This repository is for our CoRL 2019 paper:
Alan Wu, AJ Piergiovanni, and Michael S. Ryoo
"Model-based Behavioral Cloning with Future Image Similarity Learning"
in CoRL 2019
If you find this repository useful for your research, please cite our paper:
@inproceedings{wu2019fisl,
title={Model-based Behavioral Cloning with Future Image Similarity Learning},
booktitle={Conference on Robot Learning (CoRL)},
author={Alan Wu, AJ Piergiovanni, and Michael S. Ryoo},
year={2019}
}
We present a visual imitation learning framework that enables learning of robot action policies solely based on expert samples without any robot trials. Robot exploration and on-policy trials in a real-world environment could often be expensive or dangerous. We present a new approach to address this problem by learning a future scene prediction model solely on a collection of expert trajectories consisting of unlabeled example videos and actions, and by enabling generalized action cloning using future image similarity. The robot learns to visually predict the consequences of taking an action, and obtains the policy by evaluating how similar the predicted future image is to an expert image. We develop a stochastic action-conditioned convolutional autoencoder, and present how we take advantage of future images for robot learning. We conduct experiments in simulated and real-life environments using a ground mobility robot with and without obstacles, and compare our models to multiple baseline methods.
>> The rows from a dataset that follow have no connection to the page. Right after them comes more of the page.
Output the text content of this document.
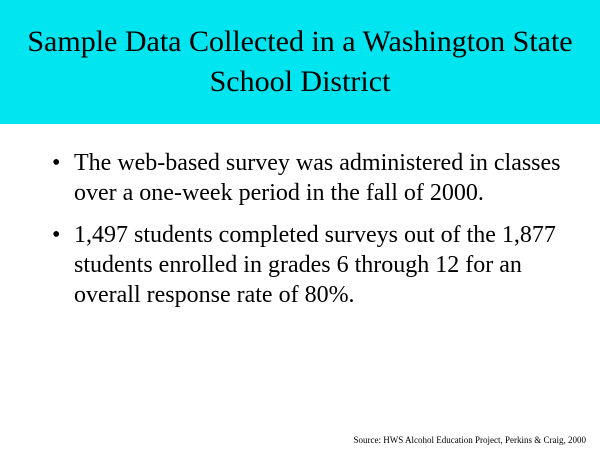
Sample Data Collected in a Washington State School District
• The web-based survey was administered in classes over a one-week period in the fall of 2000.
• 1,497 students completed surveys out of the 1,877 students enrolled in grades 6 through 12 for an overall response rate of 80%.
Source: HWS Alcohol Education Project, Perkins & Craig, 2000
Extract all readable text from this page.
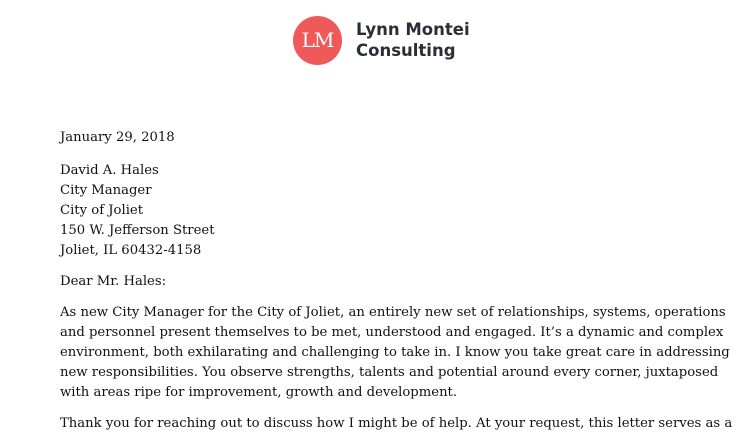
LM	Lynn Montei
Consulting
January 29, 2018
David A. Hales
City Manager
City of Joliet
150 W. Jefferson Street
Joliet, IL 60432-4158
Dear Mr. Hales:
As new City Manager for the City of Joliet, an entirely new set of relationships, systems, operations
and personnel present themselves to be met, understood and engaged. It’s a dynamic and complex
environment, both exhilarating and challenging to take in. I know you take great care in addressing
new responsibilities. You observe strengths, talents and potential around every corner, juxtaposed
with areas ripe for improvement, growth and development.
Thank you for reaching out to discuss how I might be of help. At your request, this letter serves as a
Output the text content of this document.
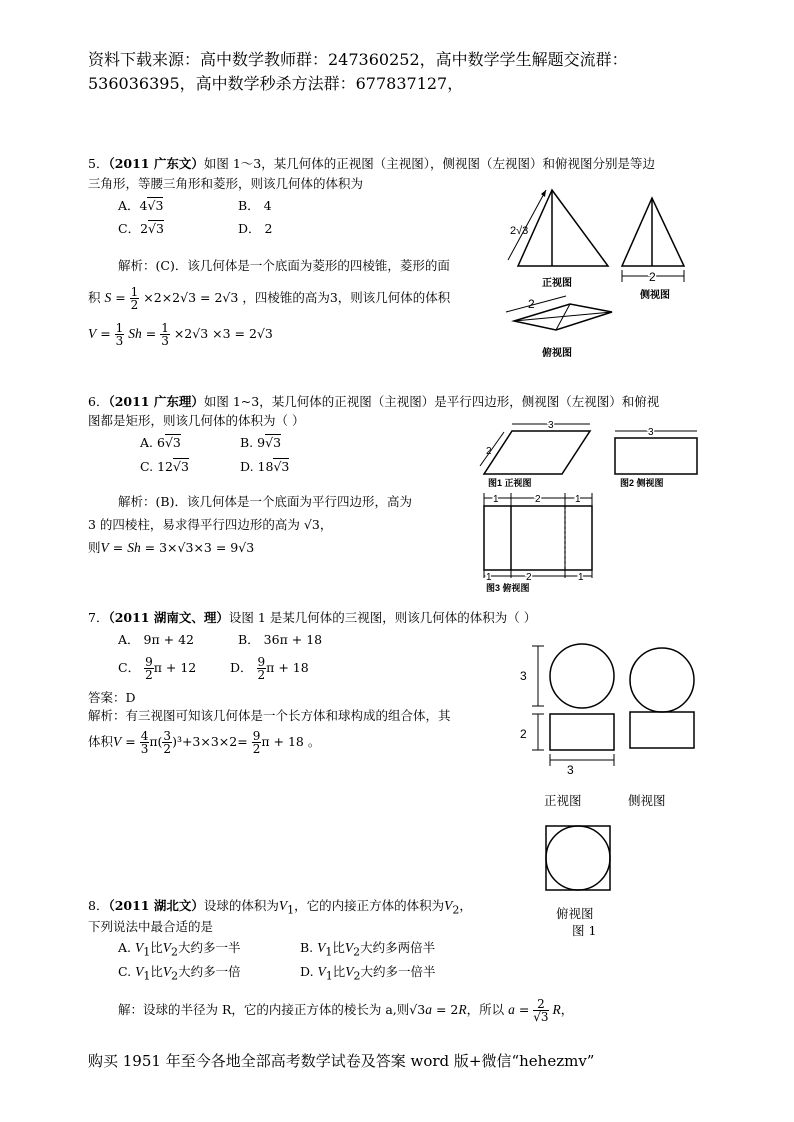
资料下载来源：高中数学教师群：247360252，高中数学学生解题交流群：
536036395，高中数学秒杀方法群：677837127，
5．（2011 广东文）如图 1～3，某几何体的正视图（主视图），侧视图（左视图）和俯视图分别是等边
三角形，等腰三角形和菱形，则该几何体的体积为
A．4√3	B． 4
C．2√3	D． 2
解析：(C)．该几何体是一个底面为菱形的四棱锥，菱形的面
积 $S = \frac{1}{2} \times 2\times 2√3 = 2√3$ ，四棱锥的高为3，则该几何体的体积
$V = \frac{1}{3}$ $Sh = \frac{1}{3} \times 2√3 \times 3 = 2√3$
2√3
正视图	2
侧视图
2
俯视图
6．（2011 广东理）如图 1~3，某几何体的正视图（主视图）是平行四边形，侧视图（左视图）和俯视
图都是矩形，则该几何体的体积为（ ）
A. 6√3	B. 9√3
C. 12√3	D. 18√3
解析：(B)．该几何体是一个底面为平行四边形，高为
3 的四棱柱，易求得平行四边形的高为 √3，
则V = Sh = 3×√3×3 = 9√3
3
2
图1 正视图
3
图2 侧视图
1	2	1
1	2	1
图3 俯视图
7．（2011 湖南文、理）设图 1 是某几何体的三视图，则该几何体的体积为（ ）
A． 9π + 42	B． 36π + 18
C． $\frac{9}{2}$ π + 12	D． $\frac{9}{2}$ π + 18
答案：D
解析：有三视图可知该几何体是一个长方体和球构成的组合体，其
体积$V = \frac{4}{3} \pi( \frac{3}{2} )^3+3\times 3\times 2= \frac{9}{2}$ π + 18 。
3
2
3
正视图	侧视图
俯视图
图 1
8．（2011 湖北文）设球的体积为$V_1$，它的内接正方体的体积为$V_2$，
下列说法中最合适的是
A. $V_1$比$V_2$大约多一半	B. $V_1$比$V_2$大约多两倍半
C. $V_1$比$V_2$大约多一倍	D. $V_1$比$V_2$大约多一倍半
解：设球的半径为 R，它的内接正方体的棱长为 a,则√3a = 2R，所以 $a = \frac{2}{√3}$ R，
购买 1951 年至今各地全部高考数学试卷及答案 word 版+微信“hehezmv”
Here is a sample of training videos from a real office environment with various targets:
And here is a sample of training videos from a simulated environment (Gazebo) with various obstacles:
Sample training data can be found in the folders /dataset/office_real and /dataset/gazebo_sim. The entire dataset can be downloaded by clicking the link here: Dataset. We use images of size 64x64.
Here is an illustration of the stochastic image predictor model. This model takes input of the current image and action, but also learns to generate a prior, zt, which varies based on the input sequence. This is further concatenated with the representation before future image prediction. The use of the prior allows for better modeling in stochastic environments and generates clearer images.
Predicted future images in the real-life lab (top) and simulation (bottom) environments taking different actions. Top two rows of each environment: deterministic model with linear and convolutional state representation, respectively. Bottom two rows: stochastic model with linear and convolutional state representation, respectively. Center image of each row is current image with each adjacent image to the left turning -5° and to the right turning +5°.
Sample predicted images from the real and simulation datasets. From left to right: current image; true next image; deterministic linear; deterministic convolutional; stochastic linear; stochastic convolutional.
High level description of action taken for each row starting from the top: turn right; move forward; move forward slightly; move forward and turn left; move forward and turn left.
High level description of action taken for each row starting from the top: moveforward and turn right; turn right slightly; turn right; move forward slightly; turn left slightly.
Using the stochastic future image predictor, we can generate realistic images to train a critic V_hat that helps select the optimal action:
We verified our future image prediction model and critic model in real life and in simulation environments. Here are some example trajectories from the real-life robot experiments comparing to baselines (Clone, Handcrafted Critic, and Forward Consistency). Our method is labeled as Critic-FutSim-Stoch. The red ‘X’ marks the location of the target object and the blue ‘∗’ marks the end of each robot trajectory.
Our code has been tested on Ubuntu 16.04 using python 3.5, PyTorch version 0.3.0 with a Titan X GPU.